República Dominicana: Historia de una piedra

March 2007
Kilmer cuenta una historia personal y una historia objetiva de una piedra rara que viene de la República Dominicana.

Estábamos en busca de las olas grandes que se formaban como una pirueta—olas ideales para surfear. En lo que me fijaba yo, sin embargo, no eran las olas, sino en los niños y las mujeres que andaban por la playa con baldes buscando piedras. A unos pasos del mar quedaban sus casas pequeñas y pintadas al estilo de Gauguin en sus cuadros de Tahití. Las casas quedaban junto con las gallinas, los perros y los cerdos de la gente recolectora de piedras. En la playa se veían unas piedras apiladas en montones. La mayoría de las piedras eran blancas y grandes, y a pesar de acabar de venir del Mar Caribe, parecían secas. Las piedras que buscaba la gente de la playa no eran blancas ni grandes sino pequeñas, azules y deslumbrantes. Se llamaban Larimar. En el primer descubrimiento certificado de la piedra en 1974, el hombre que la encontró la nombró en honor de su hija Larissa y el mar. La gente de la playa buscaba Larimar para vender, pero los niños me regalaron unas y ahora se quedan en mi ventana como chispas de color contra el vacío del invierno.  

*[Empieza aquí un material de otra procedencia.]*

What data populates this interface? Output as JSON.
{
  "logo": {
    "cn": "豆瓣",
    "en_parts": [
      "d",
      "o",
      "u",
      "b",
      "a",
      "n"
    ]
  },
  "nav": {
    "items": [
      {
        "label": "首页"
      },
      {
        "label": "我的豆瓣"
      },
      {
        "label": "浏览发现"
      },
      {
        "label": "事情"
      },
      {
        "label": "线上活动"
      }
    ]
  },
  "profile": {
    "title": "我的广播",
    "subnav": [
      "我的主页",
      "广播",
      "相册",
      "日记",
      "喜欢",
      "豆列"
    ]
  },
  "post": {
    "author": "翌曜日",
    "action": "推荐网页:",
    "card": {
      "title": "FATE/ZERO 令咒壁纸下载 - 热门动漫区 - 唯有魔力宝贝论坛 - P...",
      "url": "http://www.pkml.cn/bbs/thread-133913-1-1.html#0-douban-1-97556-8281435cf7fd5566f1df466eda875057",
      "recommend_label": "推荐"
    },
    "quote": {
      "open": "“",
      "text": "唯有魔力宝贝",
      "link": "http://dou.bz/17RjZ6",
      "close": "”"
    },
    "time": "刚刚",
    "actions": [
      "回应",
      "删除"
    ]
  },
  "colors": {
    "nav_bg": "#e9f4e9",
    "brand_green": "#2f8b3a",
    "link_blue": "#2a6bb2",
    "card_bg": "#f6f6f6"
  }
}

Antes de irme de la República Dominicana no sabía que acá en los Estados Unidos se venden joyas de Larimar—los pendientes cuestan $42, lo cual sería unos $1.386 pesos dominicanos. Tampoco sabía cómo se llamaba la piedra en mi ventana, ni que la Larimar sólo se encuentra en la República Dominicana en la provincia de Barahona, donde estaba yo en busca de olas. Aunque la Larimar se encuentre en la playa, no viene del mar sino de las montañas bahorucas. Son piedras volcánicas, resultados de los murmullos de la tierra aunque parezca que consiguieron su color celeste del Caribe mismo. Sorprendentemente Larimar no se descubrió en 1974 donde nacen en las montañas. Por erosión, las piedras terminan en el río Bahoruco, que las derrama hacia el mar y resulta que la marea las lleva a la playa donde los habitantes las encuentran y las venden para ganarse la vida. Mientras nosotros queríamos extraer una breve diversión del mar y la forma de sus olas, los habitantes de la playa extraen una vida de la misma fuente. Pescan en el mar, comen coco y almendras que crecen por la playa, viven por la playa y se divierten por la playa. Ofrece todo. A mí me ofreció un día extraordinario: tomé leche de coco directamente del coco que alguien cortó con un machete, comí almendras directamente de la cáscara que alguien había aplastado con una piedra grandota. Así como todo esto era nuevo para mí, mi cámara fue algo nuevo para los niños. Resultó que aprovechaban cualquier oportunidad para posar—con los mariscos que iban a ser su cena, haciendo acrobacia, sonriendo de oreja a oreja. En fin, me regalaron unas piedritas celestiales que parecían gotas del cielo. Todavía estaban mojadas cuando me las dieron y agarraron rayos del sol, pero ya están secas. Cuando las veo, pienso en aquel día bajo el sol y resulta que más que piedras son portales a mis recuerdos de República Dominicana.

Supongo que las piedras viajan más lejos que el Valle del Hudson, hasta las muñecas, las orejas, los dedos y el cuello de un norteamericano, quien quizá no sepa que llevar una joya de Larimar los conecta a un niño que encontró esta piedra celestial del mar bajo un cielo del mismo color.